El taller de Javier Mendoza nunca había estado tan silencioso. Ni siquiera el tictac de los relojes parecía romper la quietud que siguió al cierre de la puerta de metal líquido. La nueva puerta, hecha de hueso blanco y grabada con el símbolo de las tres líneas curvas, dominaba el espacio como una presencia viva. Javier no se atrevía a tocarla. El fragmento de piedra que Diego le había traído seguía en el suelo, pulsando débilmente, como si estuviera en sintonía con algo al otro lado. Las palabras del gato esfinge —“El pacto ya está hecho. Ahora, cumple tu parte”— resonaban en su cabeza, cada vez más pesadas, como si fueran un peso físico que lo anclara al taller.
Había intentado ignorarlas, subir a su apartamento, fingir que todo era normal. Pero la normalidad se había desvanecido. El dinero que había acumulado, suficiente para dejar atrás su vieja vida de deudas y monotonía, ahora parecía un anzuelo, una tentación que lo había llevado a este punto. ¿Qué era el pacto? ¿Y por qué él, un simple relojero, estaba en el centro de algo que sentía más grande que el mundo mismo?

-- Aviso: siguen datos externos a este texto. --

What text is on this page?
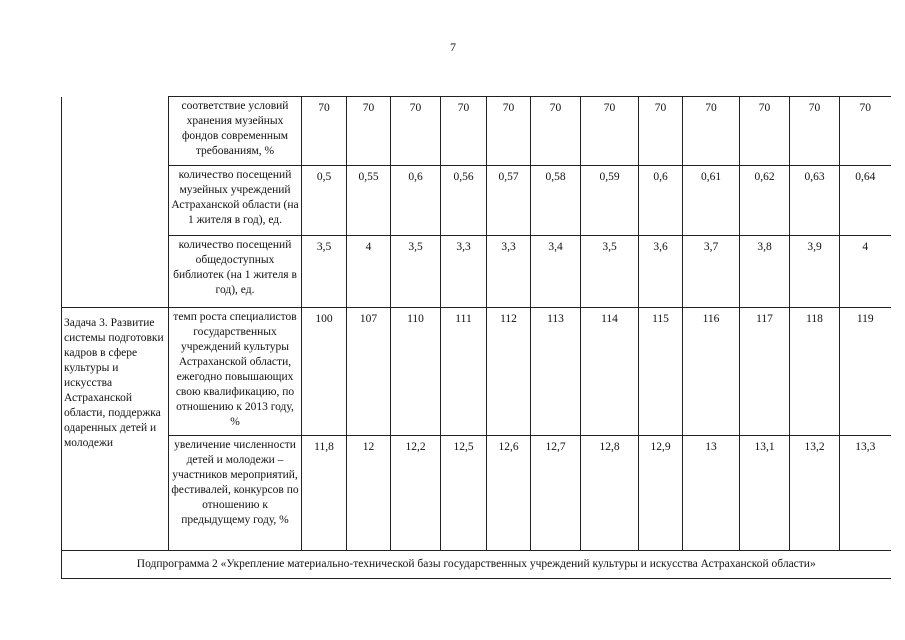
7
	соответствие условий хранения музейных фондов современным требованиям, %	70	70	70	70	70	70	70	70	70	70	70	70
	количество посещений музейных учреждений Астраханской области (на 1 жителя в год), ед.	0,5	0,55	0,6	0,56	0,57	0,58	0,59	0,6	0,61	0,62	0,63	0,64
	количество посещений общедоступных библиотек (на 1 жителя в год), ед.	3,5	4	3,5	3,3	3,3	3,4	3,5	3,6	3,7	3,8	3,9	4
Задача 3. Развитие системы подготовки кадров в сфере культуры и искусства Астраханской области, поддержка одаренных детей и молодежи	темп роста специалистов государственных учреждений культуры Астраханской области, ежегодно повышающих свою квалификацию, по отношению к 2013 году, %	100	107	110	111	112	113	114	115	116	117	118	119
	увеличение численности детей и молодежи – участников мероприятий, фестивалей, конкурсов по отношению к предыдущему году, %	11,8	12	12,2	12,5	12,6	12,7	12,8	12,9	13	13,1	13,2	13,3
Подпрограмма 2 «Укрепление материально-технической базы государственных учреждений культуры и искусства Астраханской области»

Esa mañana, Javier decidió no abrir el taller al público. Colgó un cartel de “Cerrado por reformas” y se sentó frente a la puerta de hueso, con el cuaderno de cuero abierto en la página del símbolo. Había añadido un nuevo dibujo: la figura encapuchada, con el símbolo brillando en su pecho, tal como la había visto en el espejo. Cada trazo le costaba un esfuerzo, como si dibujar fuera un acto de invocación. El fragmento de piedra, el dispositivo de Elena y el cristal de Diego estaban ahora en la mesa frente a él, y todos emitían un leve zumbido, como si conversaran entre sí en un lenguaje que no podía entender.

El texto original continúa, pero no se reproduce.